Au cours de la longue période de l’ère nucléaire, des millions de personnes – d’Hiroshima et Nagasaki aux États-Unis, en Russie et dans le monde entier – se sont levées pour exiger une action significative pour arrêter la course aux armements, mettre fin aux essais d’armes nucléaires, réduire le nombre et rôle des armes nucléaires et progresser vers l’élimination des armes nucléaires. Mais sans une pression publique renouvelée et des demandes internationales ciblées pour une diplomatie de désarmement renouvelée entre Washington et Moscou, une course mondiale aux armements nucléaires dangereuse et sans contrainte se profile à l’horizon. Les relations déjà instables et dangereuses entre Moscou et Washington deviendraient bien pires.

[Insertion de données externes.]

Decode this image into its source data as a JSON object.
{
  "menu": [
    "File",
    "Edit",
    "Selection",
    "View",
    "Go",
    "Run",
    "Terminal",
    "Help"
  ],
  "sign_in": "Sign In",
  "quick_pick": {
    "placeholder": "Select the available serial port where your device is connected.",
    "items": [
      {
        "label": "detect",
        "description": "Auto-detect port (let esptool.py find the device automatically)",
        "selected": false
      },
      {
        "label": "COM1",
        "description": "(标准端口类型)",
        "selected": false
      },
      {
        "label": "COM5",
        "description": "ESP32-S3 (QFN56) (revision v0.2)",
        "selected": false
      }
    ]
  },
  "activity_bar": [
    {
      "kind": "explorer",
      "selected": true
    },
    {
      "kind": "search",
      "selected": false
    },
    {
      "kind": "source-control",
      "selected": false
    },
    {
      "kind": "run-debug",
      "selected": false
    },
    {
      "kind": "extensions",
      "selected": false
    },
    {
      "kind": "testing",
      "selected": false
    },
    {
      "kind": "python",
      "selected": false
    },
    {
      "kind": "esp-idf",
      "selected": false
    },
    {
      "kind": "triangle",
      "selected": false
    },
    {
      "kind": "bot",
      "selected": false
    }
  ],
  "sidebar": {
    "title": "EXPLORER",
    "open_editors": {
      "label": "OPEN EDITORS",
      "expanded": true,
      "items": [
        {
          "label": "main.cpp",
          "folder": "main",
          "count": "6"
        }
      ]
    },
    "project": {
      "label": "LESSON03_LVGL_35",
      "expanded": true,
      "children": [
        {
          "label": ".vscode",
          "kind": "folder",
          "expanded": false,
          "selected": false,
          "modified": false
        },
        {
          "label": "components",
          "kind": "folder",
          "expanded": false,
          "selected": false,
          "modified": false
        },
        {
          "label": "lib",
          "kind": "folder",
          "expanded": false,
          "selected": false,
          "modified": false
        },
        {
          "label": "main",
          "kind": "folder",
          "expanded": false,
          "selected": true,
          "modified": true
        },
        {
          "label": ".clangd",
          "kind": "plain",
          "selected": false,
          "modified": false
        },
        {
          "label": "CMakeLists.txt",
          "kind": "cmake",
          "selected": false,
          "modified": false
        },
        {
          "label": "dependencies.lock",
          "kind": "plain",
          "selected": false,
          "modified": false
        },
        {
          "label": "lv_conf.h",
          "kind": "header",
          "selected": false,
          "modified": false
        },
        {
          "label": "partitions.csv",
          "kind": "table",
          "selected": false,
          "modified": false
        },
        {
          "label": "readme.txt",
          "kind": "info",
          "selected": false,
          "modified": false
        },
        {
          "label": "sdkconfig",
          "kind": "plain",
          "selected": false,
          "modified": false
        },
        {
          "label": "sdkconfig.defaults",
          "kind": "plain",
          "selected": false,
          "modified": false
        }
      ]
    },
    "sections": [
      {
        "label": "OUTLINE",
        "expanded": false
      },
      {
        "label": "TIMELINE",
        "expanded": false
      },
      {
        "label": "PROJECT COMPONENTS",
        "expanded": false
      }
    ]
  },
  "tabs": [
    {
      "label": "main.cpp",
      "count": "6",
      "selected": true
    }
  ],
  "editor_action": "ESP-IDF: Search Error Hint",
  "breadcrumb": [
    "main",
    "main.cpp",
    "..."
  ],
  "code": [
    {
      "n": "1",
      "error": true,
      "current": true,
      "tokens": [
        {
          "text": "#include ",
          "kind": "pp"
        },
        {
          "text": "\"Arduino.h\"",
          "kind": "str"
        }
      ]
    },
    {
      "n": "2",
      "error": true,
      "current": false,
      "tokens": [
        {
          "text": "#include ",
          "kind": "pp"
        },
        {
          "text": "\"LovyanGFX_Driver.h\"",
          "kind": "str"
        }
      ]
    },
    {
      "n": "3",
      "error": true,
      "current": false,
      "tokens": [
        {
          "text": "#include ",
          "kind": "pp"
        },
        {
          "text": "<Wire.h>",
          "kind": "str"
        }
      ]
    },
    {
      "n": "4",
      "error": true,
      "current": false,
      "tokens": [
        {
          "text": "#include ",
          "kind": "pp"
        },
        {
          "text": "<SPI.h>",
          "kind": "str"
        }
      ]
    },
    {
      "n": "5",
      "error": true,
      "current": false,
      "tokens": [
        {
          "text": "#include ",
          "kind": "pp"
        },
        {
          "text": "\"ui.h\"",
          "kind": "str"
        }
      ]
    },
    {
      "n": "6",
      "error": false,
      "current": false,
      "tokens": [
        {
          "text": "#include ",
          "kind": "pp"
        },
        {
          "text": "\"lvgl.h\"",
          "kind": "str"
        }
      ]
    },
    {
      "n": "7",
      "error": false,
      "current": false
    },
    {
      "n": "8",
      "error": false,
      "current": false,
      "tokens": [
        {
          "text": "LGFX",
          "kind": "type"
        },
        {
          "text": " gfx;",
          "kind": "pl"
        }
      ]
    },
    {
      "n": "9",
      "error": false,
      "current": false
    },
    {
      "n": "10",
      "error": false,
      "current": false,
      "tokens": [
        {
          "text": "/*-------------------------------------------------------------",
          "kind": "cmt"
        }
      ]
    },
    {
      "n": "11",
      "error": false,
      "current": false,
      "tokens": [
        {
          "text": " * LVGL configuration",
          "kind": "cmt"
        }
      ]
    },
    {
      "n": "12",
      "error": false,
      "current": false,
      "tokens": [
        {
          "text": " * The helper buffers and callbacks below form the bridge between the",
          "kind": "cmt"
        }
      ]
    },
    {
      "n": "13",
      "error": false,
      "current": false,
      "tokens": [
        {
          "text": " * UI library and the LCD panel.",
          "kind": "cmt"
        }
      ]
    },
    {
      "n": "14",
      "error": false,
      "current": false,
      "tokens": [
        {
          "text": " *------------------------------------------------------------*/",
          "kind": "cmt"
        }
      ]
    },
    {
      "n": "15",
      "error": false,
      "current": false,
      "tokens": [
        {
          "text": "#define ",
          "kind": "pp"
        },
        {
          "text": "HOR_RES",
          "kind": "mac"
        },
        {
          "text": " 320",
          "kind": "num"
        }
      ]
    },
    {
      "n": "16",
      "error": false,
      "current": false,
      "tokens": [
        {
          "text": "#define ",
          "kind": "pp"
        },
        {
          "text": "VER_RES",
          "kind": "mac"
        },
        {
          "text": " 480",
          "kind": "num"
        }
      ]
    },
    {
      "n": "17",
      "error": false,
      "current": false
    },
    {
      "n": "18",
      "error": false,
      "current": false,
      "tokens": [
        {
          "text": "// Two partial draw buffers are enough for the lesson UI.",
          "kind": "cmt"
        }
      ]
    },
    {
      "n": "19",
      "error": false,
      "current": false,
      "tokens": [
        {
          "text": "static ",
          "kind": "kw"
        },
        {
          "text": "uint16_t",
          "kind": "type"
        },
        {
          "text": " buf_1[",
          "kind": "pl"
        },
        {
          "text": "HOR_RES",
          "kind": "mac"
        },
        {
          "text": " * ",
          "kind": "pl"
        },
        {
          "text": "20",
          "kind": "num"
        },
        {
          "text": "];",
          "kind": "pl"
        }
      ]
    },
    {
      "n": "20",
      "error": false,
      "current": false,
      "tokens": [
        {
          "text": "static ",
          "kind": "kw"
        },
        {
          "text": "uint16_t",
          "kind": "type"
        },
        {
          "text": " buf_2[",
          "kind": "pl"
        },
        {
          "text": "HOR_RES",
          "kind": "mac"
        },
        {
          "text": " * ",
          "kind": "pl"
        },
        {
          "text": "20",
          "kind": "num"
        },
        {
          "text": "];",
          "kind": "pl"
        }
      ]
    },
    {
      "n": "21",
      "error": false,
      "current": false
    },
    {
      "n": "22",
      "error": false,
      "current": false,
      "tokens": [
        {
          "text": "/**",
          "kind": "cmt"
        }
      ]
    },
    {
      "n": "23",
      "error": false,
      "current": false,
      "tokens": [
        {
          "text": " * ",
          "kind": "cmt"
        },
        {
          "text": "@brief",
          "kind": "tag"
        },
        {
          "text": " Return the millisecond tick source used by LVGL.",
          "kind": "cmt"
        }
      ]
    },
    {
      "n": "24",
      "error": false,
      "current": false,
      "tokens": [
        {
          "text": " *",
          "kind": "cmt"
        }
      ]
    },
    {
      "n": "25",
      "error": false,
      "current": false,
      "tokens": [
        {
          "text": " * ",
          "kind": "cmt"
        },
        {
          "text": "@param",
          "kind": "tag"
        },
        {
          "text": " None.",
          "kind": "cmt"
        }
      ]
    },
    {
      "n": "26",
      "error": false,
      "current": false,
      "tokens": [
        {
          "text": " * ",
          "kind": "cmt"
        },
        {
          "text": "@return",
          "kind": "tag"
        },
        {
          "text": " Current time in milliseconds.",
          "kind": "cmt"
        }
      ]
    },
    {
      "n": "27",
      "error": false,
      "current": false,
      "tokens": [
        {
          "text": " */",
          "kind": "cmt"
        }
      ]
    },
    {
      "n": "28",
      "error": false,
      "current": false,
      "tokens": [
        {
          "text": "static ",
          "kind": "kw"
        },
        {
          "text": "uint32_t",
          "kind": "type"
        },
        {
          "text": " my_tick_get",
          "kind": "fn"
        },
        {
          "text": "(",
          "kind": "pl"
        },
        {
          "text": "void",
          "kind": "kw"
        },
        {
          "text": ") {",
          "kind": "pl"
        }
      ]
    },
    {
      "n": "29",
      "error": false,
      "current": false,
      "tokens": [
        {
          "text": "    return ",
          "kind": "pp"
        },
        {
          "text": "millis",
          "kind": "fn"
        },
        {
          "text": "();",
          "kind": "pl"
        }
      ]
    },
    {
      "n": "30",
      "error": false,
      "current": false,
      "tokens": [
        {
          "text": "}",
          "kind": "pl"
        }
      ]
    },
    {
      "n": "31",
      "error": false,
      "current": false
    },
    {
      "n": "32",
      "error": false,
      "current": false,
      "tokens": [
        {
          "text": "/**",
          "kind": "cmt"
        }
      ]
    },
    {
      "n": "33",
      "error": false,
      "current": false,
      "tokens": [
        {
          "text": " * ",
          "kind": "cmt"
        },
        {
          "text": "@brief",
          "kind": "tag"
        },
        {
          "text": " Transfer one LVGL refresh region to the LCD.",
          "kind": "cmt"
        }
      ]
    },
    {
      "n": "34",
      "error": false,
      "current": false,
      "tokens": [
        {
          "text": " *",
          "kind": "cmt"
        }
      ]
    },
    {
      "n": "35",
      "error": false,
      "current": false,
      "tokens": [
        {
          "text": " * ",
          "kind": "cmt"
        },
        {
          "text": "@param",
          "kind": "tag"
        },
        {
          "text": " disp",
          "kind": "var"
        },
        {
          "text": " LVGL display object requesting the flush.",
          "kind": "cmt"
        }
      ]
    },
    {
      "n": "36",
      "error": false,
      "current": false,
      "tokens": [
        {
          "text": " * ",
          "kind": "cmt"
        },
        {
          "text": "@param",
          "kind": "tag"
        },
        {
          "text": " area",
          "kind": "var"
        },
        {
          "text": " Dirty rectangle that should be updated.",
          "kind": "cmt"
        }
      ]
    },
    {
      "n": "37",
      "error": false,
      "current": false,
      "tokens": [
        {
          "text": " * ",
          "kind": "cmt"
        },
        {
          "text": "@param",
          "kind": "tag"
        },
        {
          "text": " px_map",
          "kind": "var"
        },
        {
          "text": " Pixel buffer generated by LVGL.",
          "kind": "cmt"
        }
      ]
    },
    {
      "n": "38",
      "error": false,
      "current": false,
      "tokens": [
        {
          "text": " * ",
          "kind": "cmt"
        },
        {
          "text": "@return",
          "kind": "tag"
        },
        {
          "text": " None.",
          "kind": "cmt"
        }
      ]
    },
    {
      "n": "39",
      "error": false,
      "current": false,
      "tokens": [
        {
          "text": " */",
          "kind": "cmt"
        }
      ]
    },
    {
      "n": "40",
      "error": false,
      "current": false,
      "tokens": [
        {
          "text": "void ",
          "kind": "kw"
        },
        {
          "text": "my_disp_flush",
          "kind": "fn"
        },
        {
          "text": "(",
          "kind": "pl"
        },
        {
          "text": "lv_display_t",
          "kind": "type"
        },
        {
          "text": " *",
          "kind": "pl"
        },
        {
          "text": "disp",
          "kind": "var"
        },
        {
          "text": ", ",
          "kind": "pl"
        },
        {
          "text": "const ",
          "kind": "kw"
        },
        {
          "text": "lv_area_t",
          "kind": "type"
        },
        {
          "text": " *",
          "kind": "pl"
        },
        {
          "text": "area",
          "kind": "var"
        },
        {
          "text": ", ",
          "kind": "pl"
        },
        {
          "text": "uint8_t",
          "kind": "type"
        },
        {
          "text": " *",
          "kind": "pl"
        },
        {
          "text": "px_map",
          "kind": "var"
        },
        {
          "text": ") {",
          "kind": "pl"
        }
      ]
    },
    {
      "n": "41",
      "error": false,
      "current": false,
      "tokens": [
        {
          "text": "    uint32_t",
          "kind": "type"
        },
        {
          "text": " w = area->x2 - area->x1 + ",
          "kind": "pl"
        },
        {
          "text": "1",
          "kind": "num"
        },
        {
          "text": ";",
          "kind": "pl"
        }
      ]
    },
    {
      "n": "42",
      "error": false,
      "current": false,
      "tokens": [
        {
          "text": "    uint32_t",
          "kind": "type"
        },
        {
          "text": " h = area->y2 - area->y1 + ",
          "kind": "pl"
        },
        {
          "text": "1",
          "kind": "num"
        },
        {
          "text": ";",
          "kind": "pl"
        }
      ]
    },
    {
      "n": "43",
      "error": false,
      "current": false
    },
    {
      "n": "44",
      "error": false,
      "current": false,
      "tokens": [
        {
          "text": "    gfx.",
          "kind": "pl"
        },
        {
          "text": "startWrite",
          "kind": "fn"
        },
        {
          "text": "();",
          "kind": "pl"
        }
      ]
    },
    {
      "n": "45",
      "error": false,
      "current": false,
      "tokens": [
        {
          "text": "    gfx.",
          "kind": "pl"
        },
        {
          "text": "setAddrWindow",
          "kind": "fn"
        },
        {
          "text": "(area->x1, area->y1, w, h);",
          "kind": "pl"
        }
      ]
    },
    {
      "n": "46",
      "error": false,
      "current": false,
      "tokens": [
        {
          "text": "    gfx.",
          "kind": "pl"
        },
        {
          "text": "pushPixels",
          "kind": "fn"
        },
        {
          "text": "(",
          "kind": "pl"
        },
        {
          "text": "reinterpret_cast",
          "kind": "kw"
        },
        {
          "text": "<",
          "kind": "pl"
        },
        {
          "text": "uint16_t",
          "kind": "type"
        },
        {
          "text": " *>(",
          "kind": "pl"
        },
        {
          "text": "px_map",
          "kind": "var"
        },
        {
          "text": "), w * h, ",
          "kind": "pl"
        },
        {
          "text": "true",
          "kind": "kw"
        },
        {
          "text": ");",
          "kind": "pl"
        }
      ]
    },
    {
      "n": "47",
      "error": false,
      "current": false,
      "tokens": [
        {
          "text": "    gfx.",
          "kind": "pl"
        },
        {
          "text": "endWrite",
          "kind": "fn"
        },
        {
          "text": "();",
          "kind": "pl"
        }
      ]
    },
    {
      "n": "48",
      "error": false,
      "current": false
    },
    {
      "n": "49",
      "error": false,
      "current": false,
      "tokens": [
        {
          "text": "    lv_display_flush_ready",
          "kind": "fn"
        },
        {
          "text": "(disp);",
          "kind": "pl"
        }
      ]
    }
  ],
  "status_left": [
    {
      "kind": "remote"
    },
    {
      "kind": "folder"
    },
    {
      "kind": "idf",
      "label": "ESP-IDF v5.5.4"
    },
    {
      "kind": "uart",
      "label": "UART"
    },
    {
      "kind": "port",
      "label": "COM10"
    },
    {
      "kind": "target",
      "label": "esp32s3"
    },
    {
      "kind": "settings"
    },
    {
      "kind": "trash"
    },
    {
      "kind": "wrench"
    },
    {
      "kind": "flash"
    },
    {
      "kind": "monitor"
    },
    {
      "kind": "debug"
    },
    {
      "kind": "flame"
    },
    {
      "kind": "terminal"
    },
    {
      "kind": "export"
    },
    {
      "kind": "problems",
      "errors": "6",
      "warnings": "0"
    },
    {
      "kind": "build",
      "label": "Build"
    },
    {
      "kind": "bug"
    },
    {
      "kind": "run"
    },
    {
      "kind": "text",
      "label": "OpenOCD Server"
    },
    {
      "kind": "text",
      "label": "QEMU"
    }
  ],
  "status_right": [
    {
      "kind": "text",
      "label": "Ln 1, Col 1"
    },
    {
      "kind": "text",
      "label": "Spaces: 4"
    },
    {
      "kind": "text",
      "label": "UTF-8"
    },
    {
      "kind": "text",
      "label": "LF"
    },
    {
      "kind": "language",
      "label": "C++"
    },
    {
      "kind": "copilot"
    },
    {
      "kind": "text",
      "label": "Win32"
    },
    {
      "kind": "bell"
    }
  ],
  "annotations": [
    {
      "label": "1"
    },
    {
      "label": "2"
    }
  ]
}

Pendant les années de guerre froide, les dirigeants soviétiques et américains ont répondu de temps à autre aux appels publics à l’action pour éliminer la menace nucléaire et ont reconnu la valeur du contrôle des armements dans la création de relations internationales plus stables et prévisibles. À la suite de la crise des missiles cubains de 1962, ils ont commencé à travailler ensemble pour empêcher la propagation des armes nucléaires par le biais du Traité de non-prolifération nucléaire (TNP) de 1968 et pour ralentir la course aux armements grâce à une série d’accords bilatéraux de contrôle et de réduction des armements. . Ces accords ont limité la concurrence nucléaire, réduit les stocks nucléaires et réduit la menace de guerre nucléaire.
Mais il n’y a pas de place pour la complaisance. La menace des armes nucléaires n’a pas disparu. La concurrence nucléaire s’accélère et le danger d’un conflit entre adversaires dotés d’armes nucléaires augmente.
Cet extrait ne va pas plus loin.